I can’t understand all the why’s behind the what’s during this season of my life, but I have to learn to not just accept it and say the Lord knows and He is going to bring me out, but I have to rejoice (not just lip service) even in this because it is ultimately about God getting the glory and Him perfecting me.

So this takes me back to the scripture that was ringing in my spirit yesterday, I looked it up and found that it was Isaiah 53:10,“But it was the LORD’s good plan to crush him and fill him with grief (Speaking of Jesus). Yet when his life is made an offering for sin, he will have a multitude of children, many heirs. He will enjoy a long life, and the LORD’s plan will prosper in his hands. 11 When he sees all that is accomplished by his anguish, he will be satisfied. And because of what he has experienced, my righteous servant will make it possible for many to be counted righteous, for he will bear all their sins.   God could rejoice in what Jesus went through because He knew what the end was going to be…my salvation, our salvation. Jesus’ story did not end in suffering, it ended in triumph!  God provided an awesome example for me to REJOICE IN THE MIDST OF THE SUFFERING.  It was easy for me to speak faith when all of this began. I thought it would end just as quickly as it started but this is not the case.  Isaiah is still in the hospital, and even after he comes out, there is much adjusting that we will have to do.  There is also another surgery awaiting him when he gets a little older to reconnect his intestines.   I don’t know all the details of Isaiah’s story and what God has in store for him, but I must learn to press pass my feelings and begin to rejoice as I am in the MIDST OF IT because in the end God and God alone will get all the glory!  Can I live at this place EVERYDAY as I wait for the full manifestation of Isaiah’s healing?  I pray for the grace to do just that.

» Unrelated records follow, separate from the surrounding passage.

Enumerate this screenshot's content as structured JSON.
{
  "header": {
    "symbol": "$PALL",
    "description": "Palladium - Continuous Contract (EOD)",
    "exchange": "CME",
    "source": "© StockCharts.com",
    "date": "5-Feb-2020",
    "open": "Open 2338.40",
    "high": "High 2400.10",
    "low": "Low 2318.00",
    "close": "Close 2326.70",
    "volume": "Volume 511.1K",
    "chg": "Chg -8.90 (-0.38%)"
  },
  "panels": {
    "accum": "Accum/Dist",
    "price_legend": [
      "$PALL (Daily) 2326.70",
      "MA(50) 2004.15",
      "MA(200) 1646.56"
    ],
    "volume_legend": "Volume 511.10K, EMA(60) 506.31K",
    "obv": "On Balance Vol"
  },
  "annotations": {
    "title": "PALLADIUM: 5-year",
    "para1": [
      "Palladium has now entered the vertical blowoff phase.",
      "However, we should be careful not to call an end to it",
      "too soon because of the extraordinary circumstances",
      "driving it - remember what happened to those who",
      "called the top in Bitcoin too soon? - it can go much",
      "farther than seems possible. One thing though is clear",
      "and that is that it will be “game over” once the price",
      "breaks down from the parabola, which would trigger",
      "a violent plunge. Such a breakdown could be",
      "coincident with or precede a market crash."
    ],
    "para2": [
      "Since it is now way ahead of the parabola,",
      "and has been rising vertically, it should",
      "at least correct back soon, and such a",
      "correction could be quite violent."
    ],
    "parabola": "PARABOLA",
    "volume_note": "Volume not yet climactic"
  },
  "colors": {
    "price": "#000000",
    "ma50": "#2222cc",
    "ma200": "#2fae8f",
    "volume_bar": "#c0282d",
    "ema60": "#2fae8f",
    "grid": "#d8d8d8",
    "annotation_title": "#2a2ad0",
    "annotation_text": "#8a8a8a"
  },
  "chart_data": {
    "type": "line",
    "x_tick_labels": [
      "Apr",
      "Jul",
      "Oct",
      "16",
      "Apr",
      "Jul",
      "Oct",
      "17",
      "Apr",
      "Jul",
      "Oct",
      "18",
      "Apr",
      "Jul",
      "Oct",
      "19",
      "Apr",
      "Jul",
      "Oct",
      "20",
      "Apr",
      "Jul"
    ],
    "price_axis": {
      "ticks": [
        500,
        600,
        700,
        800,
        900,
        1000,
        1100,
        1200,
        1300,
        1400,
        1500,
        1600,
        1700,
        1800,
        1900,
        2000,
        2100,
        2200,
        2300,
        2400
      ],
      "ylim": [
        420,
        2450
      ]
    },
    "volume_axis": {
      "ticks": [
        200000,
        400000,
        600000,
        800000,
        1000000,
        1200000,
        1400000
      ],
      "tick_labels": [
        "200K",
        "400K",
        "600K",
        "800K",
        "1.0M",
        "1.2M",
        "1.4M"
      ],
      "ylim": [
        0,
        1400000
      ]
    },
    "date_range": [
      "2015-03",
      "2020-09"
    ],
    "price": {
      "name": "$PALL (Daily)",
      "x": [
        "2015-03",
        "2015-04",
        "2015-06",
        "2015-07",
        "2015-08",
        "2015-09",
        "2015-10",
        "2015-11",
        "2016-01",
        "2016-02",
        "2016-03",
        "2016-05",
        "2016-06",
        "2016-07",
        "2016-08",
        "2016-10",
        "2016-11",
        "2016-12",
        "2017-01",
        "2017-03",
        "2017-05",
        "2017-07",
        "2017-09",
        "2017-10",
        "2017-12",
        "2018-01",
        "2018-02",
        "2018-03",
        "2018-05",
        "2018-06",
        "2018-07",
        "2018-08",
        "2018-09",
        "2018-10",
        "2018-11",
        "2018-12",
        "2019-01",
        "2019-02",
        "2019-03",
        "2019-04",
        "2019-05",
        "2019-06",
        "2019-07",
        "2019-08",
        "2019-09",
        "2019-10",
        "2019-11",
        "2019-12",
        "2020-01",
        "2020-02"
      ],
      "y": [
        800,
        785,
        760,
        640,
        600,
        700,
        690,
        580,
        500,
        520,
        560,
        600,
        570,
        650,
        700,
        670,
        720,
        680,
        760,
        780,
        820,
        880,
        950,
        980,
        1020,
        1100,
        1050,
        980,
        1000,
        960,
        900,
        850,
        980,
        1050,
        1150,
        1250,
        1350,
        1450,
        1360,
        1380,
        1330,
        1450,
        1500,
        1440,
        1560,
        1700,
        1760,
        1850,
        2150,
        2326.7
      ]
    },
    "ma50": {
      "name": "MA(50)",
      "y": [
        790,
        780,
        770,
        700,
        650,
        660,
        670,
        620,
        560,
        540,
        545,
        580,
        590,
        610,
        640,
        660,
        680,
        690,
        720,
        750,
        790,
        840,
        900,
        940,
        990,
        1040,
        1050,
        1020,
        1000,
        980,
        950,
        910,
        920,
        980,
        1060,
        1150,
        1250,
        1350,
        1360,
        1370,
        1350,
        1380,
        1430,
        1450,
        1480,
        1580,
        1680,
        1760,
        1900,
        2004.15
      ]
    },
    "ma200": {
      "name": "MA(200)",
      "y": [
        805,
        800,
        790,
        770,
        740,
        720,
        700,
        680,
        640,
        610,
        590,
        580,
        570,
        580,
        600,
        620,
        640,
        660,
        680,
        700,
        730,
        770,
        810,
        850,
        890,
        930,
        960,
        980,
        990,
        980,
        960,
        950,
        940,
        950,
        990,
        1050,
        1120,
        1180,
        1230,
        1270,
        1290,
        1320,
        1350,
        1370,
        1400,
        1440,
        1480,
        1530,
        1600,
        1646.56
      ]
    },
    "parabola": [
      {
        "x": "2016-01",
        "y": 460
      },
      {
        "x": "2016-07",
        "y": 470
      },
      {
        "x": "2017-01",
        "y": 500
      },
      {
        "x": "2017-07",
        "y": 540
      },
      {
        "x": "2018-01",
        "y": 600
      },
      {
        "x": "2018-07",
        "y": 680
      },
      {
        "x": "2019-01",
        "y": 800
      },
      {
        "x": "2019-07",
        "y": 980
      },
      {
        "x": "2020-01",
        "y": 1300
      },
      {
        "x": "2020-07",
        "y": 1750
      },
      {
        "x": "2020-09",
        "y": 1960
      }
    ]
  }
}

One of THOSE Kind of People

I happen to be one of THOSE  kind of people.

You know…

The kind that are narrow minded and are fully convinced that Jesus is the only way.

One of those that get to shouting loud and dancing in church when they reflect on where God brought them from.

The kind you avoid talking to & screen their calls if you are not in the mood for all that Jesus talk

You see, to understand who I AM

You have to understand who I WAS

I used to be one of THOSE kind of people

You know…

The kind that knew the truth but chose not to live it

One of those that were in church but not in Christ

The kind that would prefer to pretend that all was well but falling apart on the inside

But today

I lift my hands and shout with everything that is within me


Yeah , without apology

I happen to be one of THOSE KIND OF PEOPLE!